Getting Answers: Government oversight of building safety in national spotlight | News
HOLYOKE, MA (WGGB/WSHM)–The Surfside Condo collapse in Florida is bringing new attention to how governments oversee building safety.
Many questions are still unanswered about how the multi-story complex was allowed to deteriorate after a hired engineer warned of structural damage in 2018.
However, early reports show town officials did not raise warning flags about the building’s safety in the following three years.
“After listening to all of the reports and stuff it sounded like somebody had been told there was an issue but they didn’t know how immediate it was and it felt like very close to what we had,” said Rebecca KC, a building owner in Holyoke.
Rebecca KC owns a building in Holyoke, right behind where an apartment partially collapsed in 2020. She said watching the tragedy in Florida brought back memories of watching this west street building deteriorate.
“I personally had said ‘hey I’m not sure but I think that doesn’t look right,’ not being like trained in that stuff, and then within two months it did fall down,” said Rebecca.
For years, Holyoke has had its fair share of deteriorating and collapsing buildings throughout the city. A city once built for a bustling population, that’s dwindled in numbers.
“That means there’s infrastructure for a lot more than what we currently have. A lot of these are vacant for that reason,” said Damian Cote, City of Holyoke Building Commissioner.
Holyoke Building Commissioner Damian Cote said for most apartment buildings in the city, inspections occur every five years. But he said when legitimate tips from the public come in about hazards, that prompts more frequent inspections.
“We’ll be in that building every two years or three years depending, as much as every year,” said Cote.
Western Mass News found one of the more problematic buildings in the city is actually a vacant property at 281-283 Main Street.

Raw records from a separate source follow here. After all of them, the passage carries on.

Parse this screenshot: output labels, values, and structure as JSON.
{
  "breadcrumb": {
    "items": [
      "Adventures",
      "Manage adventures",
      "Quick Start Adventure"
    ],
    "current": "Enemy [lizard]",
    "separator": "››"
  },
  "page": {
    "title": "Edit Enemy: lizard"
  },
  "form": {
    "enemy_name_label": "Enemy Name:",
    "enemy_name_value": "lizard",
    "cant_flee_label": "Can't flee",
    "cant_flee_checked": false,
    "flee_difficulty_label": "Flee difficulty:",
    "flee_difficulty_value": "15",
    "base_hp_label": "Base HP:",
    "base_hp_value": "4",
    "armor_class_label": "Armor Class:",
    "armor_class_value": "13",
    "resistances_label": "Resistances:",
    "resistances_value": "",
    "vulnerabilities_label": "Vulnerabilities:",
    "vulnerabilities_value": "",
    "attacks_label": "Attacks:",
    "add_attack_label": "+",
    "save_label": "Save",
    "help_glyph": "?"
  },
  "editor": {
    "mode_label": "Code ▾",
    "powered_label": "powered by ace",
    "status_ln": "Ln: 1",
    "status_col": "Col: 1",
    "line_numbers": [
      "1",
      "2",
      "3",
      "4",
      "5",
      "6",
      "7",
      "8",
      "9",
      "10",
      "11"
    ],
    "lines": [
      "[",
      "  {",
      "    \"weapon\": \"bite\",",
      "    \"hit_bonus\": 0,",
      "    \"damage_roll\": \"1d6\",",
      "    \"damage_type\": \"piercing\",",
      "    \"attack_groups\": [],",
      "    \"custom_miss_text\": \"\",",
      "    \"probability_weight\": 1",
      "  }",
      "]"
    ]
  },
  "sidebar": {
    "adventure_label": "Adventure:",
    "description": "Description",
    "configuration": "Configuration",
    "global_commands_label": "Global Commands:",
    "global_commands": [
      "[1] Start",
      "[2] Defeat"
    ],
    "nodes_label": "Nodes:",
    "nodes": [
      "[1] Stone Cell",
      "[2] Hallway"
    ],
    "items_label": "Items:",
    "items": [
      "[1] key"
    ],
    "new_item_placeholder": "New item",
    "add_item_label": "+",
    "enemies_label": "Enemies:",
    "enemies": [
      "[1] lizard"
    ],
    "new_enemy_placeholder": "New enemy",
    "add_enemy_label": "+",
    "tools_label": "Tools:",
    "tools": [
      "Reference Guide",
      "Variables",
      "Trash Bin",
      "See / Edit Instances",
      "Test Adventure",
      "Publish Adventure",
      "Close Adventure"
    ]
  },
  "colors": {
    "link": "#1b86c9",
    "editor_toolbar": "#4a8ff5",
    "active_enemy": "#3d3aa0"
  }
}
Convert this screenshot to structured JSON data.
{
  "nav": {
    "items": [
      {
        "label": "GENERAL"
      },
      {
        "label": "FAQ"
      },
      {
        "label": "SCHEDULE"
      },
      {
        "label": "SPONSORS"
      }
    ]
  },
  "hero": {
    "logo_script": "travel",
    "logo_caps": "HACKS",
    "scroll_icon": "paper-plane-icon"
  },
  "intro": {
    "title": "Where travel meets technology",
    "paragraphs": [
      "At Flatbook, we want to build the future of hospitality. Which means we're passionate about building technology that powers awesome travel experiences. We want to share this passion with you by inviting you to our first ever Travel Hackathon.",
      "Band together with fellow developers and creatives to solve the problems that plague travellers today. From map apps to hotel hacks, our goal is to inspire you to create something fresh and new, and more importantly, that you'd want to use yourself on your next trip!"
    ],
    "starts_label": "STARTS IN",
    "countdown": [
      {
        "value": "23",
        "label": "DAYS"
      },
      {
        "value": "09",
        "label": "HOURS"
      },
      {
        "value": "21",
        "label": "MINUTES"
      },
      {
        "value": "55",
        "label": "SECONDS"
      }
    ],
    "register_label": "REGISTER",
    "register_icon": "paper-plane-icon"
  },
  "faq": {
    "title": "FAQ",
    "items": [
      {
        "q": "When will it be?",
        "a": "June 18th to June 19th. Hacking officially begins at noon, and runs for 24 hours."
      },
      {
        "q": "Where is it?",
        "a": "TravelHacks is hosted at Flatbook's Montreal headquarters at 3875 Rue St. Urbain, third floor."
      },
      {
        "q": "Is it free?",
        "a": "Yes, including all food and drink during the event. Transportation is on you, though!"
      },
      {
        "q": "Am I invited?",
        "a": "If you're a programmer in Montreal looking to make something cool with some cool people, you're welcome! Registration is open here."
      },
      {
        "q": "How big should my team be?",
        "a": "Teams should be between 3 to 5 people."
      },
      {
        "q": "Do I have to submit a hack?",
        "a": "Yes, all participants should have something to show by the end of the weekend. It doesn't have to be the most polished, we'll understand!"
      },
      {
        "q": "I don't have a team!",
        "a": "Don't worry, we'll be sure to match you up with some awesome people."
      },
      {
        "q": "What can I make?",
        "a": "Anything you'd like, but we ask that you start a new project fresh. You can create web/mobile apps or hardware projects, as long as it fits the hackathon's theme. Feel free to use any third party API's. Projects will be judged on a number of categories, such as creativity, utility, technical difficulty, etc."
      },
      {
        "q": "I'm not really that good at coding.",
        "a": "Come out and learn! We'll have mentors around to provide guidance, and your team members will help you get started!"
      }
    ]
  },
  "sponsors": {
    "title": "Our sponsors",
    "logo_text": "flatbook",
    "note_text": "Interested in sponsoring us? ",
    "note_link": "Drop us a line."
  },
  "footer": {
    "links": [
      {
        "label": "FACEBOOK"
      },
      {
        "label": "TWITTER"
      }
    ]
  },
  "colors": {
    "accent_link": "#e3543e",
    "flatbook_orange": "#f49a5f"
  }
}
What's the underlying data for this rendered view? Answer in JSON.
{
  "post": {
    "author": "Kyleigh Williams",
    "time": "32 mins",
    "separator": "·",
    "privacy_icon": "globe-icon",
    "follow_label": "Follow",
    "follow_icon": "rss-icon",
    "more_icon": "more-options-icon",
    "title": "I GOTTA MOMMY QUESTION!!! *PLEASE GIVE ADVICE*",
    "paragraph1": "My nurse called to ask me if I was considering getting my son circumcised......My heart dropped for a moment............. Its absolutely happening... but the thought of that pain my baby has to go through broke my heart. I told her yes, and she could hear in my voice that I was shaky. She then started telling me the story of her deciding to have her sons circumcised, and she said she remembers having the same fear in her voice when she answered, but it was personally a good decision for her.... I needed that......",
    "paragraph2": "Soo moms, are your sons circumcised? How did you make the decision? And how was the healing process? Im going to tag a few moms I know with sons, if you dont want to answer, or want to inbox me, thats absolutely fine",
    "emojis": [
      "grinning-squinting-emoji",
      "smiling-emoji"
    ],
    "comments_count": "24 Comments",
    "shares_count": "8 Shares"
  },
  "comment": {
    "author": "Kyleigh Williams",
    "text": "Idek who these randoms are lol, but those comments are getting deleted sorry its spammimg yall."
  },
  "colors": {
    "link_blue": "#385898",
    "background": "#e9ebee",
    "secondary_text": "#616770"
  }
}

According to public records we obtained, the city has found multiple hazards on the property and sent multiple notices to the owner in New York.
We tried contacting them too, but they couldn’t be reached by phone.
We went to the property with Cote, who said dangers with the building have persisted for more than five years.
“There’s a partial roof collapse and other issues around the building that it’s clearly not safe for occupancy,” said Cote.
Other buildings in the city, including one on High Street, which posed more danger to the public, are taken down more quickly.
“If it’s bad enough we’ll just demolish the building,” said Cote.
But aside from emergency situations, cote said it can take months to years for the city to gain control of a property that’s falling apart.
“Finding owners, getting contact, so a lot of it is held up by the courts, not to their fault it’s just a process,” Cote said.
Cote said buildings also frequently change ownership without the city being notified.
“So we’re still sending communications to former owners who may be long gone,” Cote said.
Cote said the unpaid taxes on dangerous properties can accumulate so much, that a court-appointed receiver wouldn’t want to pay them.
This building on Main Street is approaching that benchmark.
“… stopped paying taxes a few years ago so the balance is at $30 thousand…this is about to be filed for receivership so we’ll ask our law staff to bring it to court,” Cote said.
We asked Cote about what happened in Surfside, and he has confidence in Massachusetts’ system of maintaining buildings.
“Massachusetts has a pretty strict code system compared to most states,” Cote said.
Still, he said there are strains on the system.
“There’s only 3 building officials and we have 11000 parcels,” Cote said.